Die Gedichte Friedrich Hölderlins sind in einer kommentierten Gesamtausgabe* (Hg. Jochen Schmidt) erschienen. Unter den günstigen Textsammlungen sticht die Reclam-Ausgabe* (Hg. Gerhard Kurz) heraus. Der Schauspieler Bruno Ganz liest Hölderlins Verse auf CD*. Adolf Becks "Chronik"* gibt fundierte biografische Auskunft. Auf der Website der Hölderlin-Gesellschaft finden Sie weitere Hinweise und Links. Hanns Eisler hat 1943, Benjamin Britten 1958 Hölderlin-Fragmente vertont.

Die Gedichte Friedrich Hölderlins sind komplex und nicht leicht zu verstehen. Für einen intensiveren Einstieg empfiehlt sich Marcel Reich-Ranickis neues Buch "Und voll mit wilden Rosen"*, das 33 Gedichte Hölderlins mit Interpretationen umfasst. Wer schließlich die Hölderlin-Rezeption der Moderne erfassen will, kann dies mit Hiltrud Gnügs Hommage* an Hölderlin tun. Bis in die 90er Jahre sind hier die Reminiszenzen an Hölderlin seit der Nachkriegszeit versammelt. Als Überleitung zum letzten Punkt sollte  jedoch zumindest auch der Roman* Peter Härtlings erwähnt sein, den er seinem Dichterahn widmet.


Nicht ohne Diotima - Beatrix Langners Romanbiografie

Zusammen mit Susette Gontard (1769-1802), der "Diotima" in seinen Gedichten und insbesondere in seinem Roman "Hyperion"*, verbringt Hölderlin 1796 einige Wochen in Driburg. Die Frau des Frankfurter Großkaufmanns und Bankiers sucht dort mit ihren Kindern auf der Flucht vor der französischen Armee Schutz. Es dürfte - als der Liebesblitz bei beiden einschlug - Hölderlin glücklichste Zeit gewesen sein.

Zurück in Frankfurt, beginnen die Verdächtigungen und Beobachtungen durch den Ehemann. Hölderlin verlässt 1798 das Haus. Heimliche Treffen und ein verstohlener Briefaustausch* folgen bis ungefähr 1800. Als Susette, bereits lungenkrank 1802 an Röteln stirbt, folgt bei Hölderlin ein heftiger Ausbruch geistiger Zerrüttung.

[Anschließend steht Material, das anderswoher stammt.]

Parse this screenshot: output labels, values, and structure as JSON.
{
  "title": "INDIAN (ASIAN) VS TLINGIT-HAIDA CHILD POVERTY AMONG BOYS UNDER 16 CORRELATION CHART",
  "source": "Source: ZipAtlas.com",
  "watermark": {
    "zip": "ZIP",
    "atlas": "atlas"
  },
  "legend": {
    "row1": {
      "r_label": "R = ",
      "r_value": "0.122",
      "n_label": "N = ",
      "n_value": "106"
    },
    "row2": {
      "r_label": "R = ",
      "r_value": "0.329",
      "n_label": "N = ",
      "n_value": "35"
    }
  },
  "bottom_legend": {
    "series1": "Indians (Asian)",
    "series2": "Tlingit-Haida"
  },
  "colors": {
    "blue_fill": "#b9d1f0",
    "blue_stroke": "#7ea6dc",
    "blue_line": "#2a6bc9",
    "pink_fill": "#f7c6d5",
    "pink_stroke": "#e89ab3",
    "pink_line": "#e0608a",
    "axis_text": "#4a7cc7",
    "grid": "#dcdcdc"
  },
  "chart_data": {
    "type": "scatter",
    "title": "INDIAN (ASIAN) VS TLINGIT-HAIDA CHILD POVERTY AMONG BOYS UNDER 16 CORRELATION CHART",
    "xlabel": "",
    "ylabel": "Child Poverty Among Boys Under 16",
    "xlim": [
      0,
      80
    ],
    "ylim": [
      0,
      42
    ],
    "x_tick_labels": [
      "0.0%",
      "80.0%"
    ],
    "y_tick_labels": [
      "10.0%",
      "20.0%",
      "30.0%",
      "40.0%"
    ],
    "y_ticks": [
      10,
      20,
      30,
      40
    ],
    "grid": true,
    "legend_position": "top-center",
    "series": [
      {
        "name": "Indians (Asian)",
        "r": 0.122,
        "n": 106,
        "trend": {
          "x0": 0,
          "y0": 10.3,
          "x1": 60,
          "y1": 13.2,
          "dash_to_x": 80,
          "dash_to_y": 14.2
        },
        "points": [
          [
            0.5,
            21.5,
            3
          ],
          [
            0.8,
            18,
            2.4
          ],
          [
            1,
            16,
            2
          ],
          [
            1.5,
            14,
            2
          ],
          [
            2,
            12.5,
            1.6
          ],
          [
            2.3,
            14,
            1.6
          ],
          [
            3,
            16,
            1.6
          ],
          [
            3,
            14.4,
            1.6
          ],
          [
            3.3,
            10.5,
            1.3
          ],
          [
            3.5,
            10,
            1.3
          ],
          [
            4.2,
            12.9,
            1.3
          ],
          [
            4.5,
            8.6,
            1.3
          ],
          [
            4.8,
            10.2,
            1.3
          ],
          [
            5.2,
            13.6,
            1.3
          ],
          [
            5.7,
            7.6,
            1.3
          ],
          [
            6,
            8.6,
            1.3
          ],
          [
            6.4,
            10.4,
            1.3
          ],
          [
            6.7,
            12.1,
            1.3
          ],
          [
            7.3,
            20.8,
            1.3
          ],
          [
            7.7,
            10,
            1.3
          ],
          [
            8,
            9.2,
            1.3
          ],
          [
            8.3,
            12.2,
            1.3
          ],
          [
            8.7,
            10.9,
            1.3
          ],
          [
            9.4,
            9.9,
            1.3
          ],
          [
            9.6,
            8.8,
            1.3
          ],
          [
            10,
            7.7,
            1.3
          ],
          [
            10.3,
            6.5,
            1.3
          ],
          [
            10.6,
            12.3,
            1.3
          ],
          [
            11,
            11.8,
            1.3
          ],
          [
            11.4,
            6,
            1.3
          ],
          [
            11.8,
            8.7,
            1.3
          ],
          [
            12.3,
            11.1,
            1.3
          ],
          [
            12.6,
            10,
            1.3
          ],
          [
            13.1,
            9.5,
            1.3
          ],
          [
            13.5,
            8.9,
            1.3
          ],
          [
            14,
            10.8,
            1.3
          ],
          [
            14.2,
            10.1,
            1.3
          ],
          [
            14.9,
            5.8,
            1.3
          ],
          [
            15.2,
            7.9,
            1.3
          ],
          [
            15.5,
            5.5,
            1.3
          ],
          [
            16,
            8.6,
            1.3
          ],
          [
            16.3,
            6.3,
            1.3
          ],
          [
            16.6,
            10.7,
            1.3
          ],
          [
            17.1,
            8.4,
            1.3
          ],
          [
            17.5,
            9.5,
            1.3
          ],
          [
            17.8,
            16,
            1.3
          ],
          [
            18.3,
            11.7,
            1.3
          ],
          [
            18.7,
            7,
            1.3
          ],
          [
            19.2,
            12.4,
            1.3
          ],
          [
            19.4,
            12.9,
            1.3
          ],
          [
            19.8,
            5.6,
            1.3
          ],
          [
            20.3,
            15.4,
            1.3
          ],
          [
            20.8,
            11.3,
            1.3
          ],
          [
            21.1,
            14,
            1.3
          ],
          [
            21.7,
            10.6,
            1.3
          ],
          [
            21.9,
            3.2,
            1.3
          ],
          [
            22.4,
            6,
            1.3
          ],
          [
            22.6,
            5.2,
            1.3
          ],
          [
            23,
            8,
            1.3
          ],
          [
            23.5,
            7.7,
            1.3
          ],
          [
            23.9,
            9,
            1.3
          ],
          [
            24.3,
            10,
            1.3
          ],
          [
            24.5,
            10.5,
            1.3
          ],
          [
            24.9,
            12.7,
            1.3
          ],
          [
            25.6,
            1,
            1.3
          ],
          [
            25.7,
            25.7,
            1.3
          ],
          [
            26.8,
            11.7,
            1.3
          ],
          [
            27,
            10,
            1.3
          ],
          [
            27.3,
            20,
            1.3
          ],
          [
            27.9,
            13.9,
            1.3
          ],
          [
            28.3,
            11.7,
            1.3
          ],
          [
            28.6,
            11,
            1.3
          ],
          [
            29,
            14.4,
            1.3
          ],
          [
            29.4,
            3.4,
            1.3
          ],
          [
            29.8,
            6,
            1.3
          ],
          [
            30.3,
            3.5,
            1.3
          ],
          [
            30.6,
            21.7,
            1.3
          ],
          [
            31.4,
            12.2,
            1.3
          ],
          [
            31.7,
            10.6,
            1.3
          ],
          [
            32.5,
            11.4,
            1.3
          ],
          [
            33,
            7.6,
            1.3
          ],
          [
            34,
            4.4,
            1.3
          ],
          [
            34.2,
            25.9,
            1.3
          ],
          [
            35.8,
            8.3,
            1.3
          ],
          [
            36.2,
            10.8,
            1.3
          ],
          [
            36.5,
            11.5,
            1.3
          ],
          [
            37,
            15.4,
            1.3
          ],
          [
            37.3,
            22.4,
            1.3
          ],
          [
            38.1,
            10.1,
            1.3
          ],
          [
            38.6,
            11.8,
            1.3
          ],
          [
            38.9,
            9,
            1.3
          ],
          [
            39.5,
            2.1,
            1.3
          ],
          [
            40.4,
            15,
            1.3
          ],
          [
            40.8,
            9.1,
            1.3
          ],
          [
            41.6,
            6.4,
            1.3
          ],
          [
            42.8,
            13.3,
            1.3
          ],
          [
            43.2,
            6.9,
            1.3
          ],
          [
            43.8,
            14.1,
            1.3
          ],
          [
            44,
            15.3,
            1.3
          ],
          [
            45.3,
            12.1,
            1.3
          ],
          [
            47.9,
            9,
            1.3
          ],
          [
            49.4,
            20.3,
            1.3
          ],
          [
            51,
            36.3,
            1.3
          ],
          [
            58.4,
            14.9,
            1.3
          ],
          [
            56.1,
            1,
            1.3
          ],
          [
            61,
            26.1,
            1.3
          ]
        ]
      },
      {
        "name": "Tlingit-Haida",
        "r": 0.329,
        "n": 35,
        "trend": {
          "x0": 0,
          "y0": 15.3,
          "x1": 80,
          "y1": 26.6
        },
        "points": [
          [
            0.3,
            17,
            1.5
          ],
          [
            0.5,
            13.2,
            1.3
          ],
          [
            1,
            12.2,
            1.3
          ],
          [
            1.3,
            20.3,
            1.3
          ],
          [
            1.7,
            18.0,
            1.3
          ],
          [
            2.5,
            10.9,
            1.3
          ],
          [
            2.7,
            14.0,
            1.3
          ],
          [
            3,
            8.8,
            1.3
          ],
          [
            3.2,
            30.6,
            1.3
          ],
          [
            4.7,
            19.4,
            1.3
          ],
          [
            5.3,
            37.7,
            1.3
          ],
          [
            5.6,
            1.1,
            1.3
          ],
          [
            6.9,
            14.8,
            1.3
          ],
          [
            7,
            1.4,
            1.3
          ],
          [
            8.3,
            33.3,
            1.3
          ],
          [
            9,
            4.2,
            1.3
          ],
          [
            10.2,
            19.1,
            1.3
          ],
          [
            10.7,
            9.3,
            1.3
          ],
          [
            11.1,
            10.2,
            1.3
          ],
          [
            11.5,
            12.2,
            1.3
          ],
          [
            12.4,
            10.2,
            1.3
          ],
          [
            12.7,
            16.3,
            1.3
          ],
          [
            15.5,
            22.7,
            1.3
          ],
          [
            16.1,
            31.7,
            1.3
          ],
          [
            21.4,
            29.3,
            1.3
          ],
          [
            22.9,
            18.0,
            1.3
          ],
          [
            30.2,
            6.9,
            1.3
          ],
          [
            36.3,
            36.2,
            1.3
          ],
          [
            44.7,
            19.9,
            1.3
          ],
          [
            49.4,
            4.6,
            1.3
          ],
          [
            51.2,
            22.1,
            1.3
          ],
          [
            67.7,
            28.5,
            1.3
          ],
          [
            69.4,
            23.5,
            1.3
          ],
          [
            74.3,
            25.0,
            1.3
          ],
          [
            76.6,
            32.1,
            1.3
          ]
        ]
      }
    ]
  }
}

Heimliche Liebe und soziales Umfeld

Beatrix Langners Romanbiografie* "Hölderlin und Diotima" stellt die Geschichte der beiden Liebenden in den Mittelpunkt. Die Autorin verzichtet dabei auf Spekulationen und den Blick durchs Schlüsselloch.

Vielmehr hält sich Langner an Briefe und historisch gesichertes Material, auch wenn sie einzelne Szenen arrangiert, um dadurch ihre Erzählung anschaulich zu machen. Im Rückgriff auf sozial- und alltagsgeschichtliche Quellen zeichnet die Biografin ein facettenreiches Bild der damaligen Frankfurter Gesellschaft sowie deren Rollenverteilungen, Sitten und modische Ambitionen. Die Liebesbegegnung bettet sie behutsam in den historischen Rahmen ein.